Selon une enquête de l’INSEE, 7% des recrutements se font via des offres, contre 42% via des candidatures spontanées. Le « marché caché » (qui n’est pas matérialisé dans des offres) est donc la première source de recrutement en France !

La Bonne Boite (LBB) est un service lancé par Pôle emploi pour permettre aux chercheurs d’emploi de cibler plus efficacement leurs candidatures spontanées : l'utilisateur accède à la liste des entreprises à « haut potentiel d'embauche ». Le « potentiel d'embauche » est un indicateur exclusif inventé par Pôle emploi pour prédire le nombre de recrutements (CDI et CDD de plus de un mois) d’une entreprise donnée dans les 6 prochains mois.

En contactant des entreprises à « haut potentiel d'embauche », le chercheur d'emploi concentre ses efforts uniquement sur les entreprises qui sont le plus susceptibles de l'embaucher. La Bonne Boite lui permet ainsi de réduire drastiquement le nombre d'entreprises à contacter et d'être plus efficace dans sa recherche.

Le « potentiel d'embauche » est un indicateur basé sur une technique d'intelligence artificielle (apprentissage automatique ou "machine learning"), en l'occurence un algorithme de régression. Pour calculer un potentiel d’embauche, La Bonne Boite analyse des millions de recrutements de toutes les entreprises de France depuis plusieurs années.

La Bonne Boite a été déployée en France avec des premiers résultats encourageants, et est en cours de développement pour d'autres pays (Luxembourg).

La Bonne Boite c’est un site web mais aussi une API

La Bonne Boite, on en parle dans la presse

Project overview

A 2016 study by INSEE states that 7% of recruitments come from job offers, whereas 42% come from unsollicited applications. Thus the « hidden market » (not materialized in job offers) is the first source of recruitements in France!

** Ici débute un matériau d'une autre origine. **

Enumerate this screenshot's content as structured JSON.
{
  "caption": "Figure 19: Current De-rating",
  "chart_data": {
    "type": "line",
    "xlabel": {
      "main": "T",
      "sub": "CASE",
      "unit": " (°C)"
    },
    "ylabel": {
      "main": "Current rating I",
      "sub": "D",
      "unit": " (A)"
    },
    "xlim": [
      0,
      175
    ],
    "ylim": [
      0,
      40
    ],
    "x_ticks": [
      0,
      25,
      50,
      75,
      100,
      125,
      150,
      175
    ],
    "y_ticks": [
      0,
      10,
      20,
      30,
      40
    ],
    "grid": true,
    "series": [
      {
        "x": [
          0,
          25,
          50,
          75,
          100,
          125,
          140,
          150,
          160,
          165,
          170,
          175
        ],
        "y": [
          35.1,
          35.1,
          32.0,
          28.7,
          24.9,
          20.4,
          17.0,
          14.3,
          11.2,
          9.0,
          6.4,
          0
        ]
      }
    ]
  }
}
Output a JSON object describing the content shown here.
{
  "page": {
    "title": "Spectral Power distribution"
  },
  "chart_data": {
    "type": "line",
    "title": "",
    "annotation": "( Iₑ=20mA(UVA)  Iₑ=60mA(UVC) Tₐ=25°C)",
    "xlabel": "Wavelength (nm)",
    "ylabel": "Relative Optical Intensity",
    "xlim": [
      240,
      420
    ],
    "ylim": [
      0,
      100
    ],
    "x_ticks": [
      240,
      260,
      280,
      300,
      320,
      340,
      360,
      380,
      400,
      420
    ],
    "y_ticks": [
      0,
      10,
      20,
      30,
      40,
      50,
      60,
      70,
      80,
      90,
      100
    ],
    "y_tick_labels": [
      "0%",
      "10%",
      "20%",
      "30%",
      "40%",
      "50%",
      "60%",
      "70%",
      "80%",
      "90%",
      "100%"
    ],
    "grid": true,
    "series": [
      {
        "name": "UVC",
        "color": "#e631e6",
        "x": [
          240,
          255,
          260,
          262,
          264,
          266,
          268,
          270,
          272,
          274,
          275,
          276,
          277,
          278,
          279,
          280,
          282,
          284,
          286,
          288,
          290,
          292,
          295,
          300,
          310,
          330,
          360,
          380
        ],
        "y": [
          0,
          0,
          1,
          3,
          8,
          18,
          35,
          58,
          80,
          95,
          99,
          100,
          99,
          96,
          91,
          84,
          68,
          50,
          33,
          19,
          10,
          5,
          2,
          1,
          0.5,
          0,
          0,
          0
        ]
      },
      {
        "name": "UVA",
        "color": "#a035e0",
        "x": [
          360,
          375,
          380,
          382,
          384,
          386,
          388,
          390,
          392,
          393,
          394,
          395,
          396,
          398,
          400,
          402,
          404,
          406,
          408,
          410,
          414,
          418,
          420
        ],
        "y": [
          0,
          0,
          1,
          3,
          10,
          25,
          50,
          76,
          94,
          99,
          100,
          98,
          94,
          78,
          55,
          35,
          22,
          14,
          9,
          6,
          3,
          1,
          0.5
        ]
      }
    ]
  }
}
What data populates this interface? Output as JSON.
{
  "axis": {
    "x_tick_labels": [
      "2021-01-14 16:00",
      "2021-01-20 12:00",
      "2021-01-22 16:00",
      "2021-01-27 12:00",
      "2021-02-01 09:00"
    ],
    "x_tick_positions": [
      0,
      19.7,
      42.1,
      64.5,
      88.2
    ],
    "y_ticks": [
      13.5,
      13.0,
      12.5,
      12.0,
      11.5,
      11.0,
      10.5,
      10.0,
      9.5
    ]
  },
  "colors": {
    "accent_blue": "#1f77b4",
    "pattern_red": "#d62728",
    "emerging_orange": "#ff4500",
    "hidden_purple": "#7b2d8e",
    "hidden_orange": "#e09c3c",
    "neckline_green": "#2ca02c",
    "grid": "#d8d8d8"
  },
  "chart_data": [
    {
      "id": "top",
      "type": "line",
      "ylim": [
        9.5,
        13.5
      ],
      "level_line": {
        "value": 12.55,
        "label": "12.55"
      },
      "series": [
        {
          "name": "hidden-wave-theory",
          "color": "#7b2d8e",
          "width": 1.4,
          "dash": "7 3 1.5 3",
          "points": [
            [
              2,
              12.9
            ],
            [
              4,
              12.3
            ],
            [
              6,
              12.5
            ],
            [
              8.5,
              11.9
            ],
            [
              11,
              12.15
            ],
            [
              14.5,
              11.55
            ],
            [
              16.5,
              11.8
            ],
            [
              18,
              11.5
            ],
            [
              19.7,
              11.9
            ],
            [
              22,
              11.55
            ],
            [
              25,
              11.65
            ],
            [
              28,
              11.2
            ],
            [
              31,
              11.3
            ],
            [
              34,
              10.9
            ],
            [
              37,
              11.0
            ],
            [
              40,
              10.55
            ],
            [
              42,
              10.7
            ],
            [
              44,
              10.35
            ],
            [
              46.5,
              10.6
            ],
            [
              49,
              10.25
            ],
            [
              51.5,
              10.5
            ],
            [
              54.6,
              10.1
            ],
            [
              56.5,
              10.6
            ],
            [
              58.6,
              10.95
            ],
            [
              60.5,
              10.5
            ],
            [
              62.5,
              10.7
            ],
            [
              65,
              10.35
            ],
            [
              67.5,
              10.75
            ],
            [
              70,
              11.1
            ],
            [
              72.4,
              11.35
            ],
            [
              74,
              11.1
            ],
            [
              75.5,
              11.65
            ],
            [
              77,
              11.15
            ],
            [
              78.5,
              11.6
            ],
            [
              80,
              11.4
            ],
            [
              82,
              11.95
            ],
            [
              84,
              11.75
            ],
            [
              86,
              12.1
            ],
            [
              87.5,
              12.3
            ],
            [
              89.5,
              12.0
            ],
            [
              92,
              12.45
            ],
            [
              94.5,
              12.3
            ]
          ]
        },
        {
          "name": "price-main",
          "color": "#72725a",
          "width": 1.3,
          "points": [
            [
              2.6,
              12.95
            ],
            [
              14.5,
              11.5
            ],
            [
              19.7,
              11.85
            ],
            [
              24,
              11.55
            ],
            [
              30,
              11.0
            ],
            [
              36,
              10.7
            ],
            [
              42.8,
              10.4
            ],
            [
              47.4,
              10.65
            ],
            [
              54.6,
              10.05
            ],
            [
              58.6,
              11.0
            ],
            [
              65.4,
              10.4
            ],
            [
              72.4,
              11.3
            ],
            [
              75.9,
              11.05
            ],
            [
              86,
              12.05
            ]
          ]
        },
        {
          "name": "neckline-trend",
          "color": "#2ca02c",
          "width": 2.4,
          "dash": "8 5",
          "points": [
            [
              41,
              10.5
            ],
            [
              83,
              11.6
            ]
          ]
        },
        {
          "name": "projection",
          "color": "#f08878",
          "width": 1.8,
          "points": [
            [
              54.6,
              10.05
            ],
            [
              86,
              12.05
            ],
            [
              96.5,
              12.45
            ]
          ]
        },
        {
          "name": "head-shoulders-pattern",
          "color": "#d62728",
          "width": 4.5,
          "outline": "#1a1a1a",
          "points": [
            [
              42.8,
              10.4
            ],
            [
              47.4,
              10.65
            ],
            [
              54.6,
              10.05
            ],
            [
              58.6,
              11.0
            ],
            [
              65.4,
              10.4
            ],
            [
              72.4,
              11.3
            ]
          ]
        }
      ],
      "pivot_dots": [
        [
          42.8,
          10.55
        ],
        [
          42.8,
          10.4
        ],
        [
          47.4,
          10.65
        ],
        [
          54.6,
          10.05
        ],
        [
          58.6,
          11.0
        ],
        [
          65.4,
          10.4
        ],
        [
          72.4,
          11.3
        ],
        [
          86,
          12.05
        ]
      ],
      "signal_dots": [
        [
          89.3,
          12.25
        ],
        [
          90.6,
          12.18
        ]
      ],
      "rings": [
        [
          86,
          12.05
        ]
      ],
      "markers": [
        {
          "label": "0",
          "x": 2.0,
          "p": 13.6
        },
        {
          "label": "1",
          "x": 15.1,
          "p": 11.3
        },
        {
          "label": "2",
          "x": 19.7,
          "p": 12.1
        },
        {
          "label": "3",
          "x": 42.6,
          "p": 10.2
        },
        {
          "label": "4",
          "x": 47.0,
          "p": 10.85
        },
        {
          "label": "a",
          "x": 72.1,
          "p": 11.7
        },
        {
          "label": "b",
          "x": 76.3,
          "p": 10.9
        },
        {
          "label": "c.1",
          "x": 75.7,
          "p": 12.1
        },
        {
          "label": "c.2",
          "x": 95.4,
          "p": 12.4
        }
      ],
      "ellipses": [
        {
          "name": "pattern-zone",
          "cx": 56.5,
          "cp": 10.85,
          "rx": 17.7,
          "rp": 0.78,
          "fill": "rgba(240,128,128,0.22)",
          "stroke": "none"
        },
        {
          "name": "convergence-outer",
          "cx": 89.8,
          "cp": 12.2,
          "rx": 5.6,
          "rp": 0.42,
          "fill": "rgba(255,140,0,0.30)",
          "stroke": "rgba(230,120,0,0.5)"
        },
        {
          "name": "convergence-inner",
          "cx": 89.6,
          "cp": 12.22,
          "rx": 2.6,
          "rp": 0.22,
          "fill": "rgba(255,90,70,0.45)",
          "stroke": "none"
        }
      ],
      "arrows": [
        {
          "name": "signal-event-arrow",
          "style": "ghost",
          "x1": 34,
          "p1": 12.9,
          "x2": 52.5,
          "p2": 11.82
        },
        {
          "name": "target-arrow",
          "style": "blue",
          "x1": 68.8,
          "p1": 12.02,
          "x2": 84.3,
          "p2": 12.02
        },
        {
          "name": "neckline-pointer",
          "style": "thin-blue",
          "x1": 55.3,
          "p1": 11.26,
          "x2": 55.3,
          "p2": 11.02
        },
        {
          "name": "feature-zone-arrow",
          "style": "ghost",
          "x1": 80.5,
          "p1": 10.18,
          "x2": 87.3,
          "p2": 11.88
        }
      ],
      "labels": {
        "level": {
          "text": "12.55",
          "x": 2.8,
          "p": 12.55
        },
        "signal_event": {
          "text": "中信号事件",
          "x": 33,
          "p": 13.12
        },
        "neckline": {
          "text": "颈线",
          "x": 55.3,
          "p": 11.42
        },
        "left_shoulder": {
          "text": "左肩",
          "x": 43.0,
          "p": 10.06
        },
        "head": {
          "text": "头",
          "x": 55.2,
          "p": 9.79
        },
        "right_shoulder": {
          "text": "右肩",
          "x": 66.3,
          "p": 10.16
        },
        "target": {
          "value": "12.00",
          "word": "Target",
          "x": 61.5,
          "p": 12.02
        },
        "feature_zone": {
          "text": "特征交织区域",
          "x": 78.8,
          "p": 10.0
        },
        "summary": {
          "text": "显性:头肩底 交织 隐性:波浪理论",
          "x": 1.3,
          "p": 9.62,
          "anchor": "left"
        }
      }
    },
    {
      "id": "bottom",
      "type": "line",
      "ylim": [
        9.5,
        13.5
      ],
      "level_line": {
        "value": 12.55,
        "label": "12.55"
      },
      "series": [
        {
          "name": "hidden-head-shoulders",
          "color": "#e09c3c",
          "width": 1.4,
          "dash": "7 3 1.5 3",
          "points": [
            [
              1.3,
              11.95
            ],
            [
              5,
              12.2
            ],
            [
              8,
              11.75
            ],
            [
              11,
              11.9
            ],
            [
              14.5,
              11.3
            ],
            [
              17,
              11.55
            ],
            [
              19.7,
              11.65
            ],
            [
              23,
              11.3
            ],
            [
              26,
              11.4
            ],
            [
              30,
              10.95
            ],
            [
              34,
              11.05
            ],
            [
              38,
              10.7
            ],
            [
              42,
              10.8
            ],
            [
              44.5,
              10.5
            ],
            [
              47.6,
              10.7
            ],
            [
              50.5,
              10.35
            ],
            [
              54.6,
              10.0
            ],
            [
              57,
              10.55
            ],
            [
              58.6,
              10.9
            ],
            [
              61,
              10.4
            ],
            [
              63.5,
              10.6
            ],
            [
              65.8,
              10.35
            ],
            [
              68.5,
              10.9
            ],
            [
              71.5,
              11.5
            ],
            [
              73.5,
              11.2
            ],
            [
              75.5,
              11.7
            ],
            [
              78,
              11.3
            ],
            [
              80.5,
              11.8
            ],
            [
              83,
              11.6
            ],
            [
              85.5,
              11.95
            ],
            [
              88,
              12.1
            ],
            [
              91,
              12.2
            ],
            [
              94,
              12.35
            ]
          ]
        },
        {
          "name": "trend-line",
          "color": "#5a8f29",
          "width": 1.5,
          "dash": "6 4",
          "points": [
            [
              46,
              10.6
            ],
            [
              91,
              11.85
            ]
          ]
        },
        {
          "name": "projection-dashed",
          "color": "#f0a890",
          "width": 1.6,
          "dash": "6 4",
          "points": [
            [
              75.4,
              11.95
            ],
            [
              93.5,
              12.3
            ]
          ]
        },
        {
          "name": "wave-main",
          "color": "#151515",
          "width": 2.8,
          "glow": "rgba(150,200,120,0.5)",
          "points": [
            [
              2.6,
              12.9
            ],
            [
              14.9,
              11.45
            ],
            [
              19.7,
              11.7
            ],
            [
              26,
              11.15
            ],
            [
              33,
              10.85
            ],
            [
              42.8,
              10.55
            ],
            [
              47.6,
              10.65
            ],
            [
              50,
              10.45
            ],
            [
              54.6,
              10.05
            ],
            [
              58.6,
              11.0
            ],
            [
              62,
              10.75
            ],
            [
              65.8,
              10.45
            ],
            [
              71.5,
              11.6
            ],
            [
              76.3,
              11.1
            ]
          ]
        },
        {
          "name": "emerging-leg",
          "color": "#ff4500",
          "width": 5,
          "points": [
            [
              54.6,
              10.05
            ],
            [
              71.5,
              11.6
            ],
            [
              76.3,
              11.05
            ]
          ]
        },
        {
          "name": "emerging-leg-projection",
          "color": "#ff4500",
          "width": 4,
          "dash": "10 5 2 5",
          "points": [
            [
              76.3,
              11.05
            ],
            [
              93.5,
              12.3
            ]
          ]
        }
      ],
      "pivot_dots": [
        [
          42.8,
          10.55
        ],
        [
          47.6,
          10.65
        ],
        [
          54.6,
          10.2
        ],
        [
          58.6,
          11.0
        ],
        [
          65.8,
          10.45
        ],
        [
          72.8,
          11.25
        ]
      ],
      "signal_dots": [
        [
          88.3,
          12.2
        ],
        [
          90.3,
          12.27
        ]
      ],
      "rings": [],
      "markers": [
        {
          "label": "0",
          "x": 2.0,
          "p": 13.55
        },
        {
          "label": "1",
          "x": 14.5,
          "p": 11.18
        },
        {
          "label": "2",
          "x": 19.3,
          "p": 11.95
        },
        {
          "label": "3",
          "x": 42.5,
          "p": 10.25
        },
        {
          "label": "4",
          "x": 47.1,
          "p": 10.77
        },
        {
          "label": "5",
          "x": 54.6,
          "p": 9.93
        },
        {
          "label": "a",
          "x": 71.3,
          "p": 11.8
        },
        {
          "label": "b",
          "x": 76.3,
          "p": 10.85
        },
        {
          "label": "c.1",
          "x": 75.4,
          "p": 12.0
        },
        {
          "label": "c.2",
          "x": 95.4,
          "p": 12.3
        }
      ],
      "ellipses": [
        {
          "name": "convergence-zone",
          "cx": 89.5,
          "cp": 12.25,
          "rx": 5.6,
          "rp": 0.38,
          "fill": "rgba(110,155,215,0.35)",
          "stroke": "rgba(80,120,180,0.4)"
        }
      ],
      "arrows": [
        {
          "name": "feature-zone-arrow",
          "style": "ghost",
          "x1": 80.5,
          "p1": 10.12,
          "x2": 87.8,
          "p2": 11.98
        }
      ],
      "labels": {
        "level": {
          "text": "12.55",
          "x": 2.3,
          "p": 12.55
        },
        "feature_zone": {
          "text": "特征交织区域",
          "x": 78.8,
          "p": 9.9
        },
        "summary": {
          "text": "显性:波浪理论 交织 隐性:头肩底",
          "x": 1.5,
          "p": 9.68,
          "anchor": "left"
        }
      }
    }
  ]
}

La Bonne Boite (LBB) is a service launched by Pole Emploi (french national employment agency) to offer a new way for job seekers to look for a new job. Instead of searching for job offers, the job seeker can look directly for companies that have a high "hiring potential" and send them unsollicited applications. The "hiring potential" is an algorithm exclusivity created by Pole Emploi that estimates how many contracts a given company is likely to hire in the next 6 months.

By only contacting companies with a high "hiring potential", job seekers can focus their efforts only on companies that are likely to hire them. Instead of targeting every and any company that might potentially be interested by their profile, La Bonne Boite drastically reduces the number of companies a job seeker needs to have in mind when looking for a job.

The "hiring potential" is an indicator based on a machine learning model, in this case a regression. La Bonne Boite processes millions of recrutements of all french companies over years to compute this "hiring potential".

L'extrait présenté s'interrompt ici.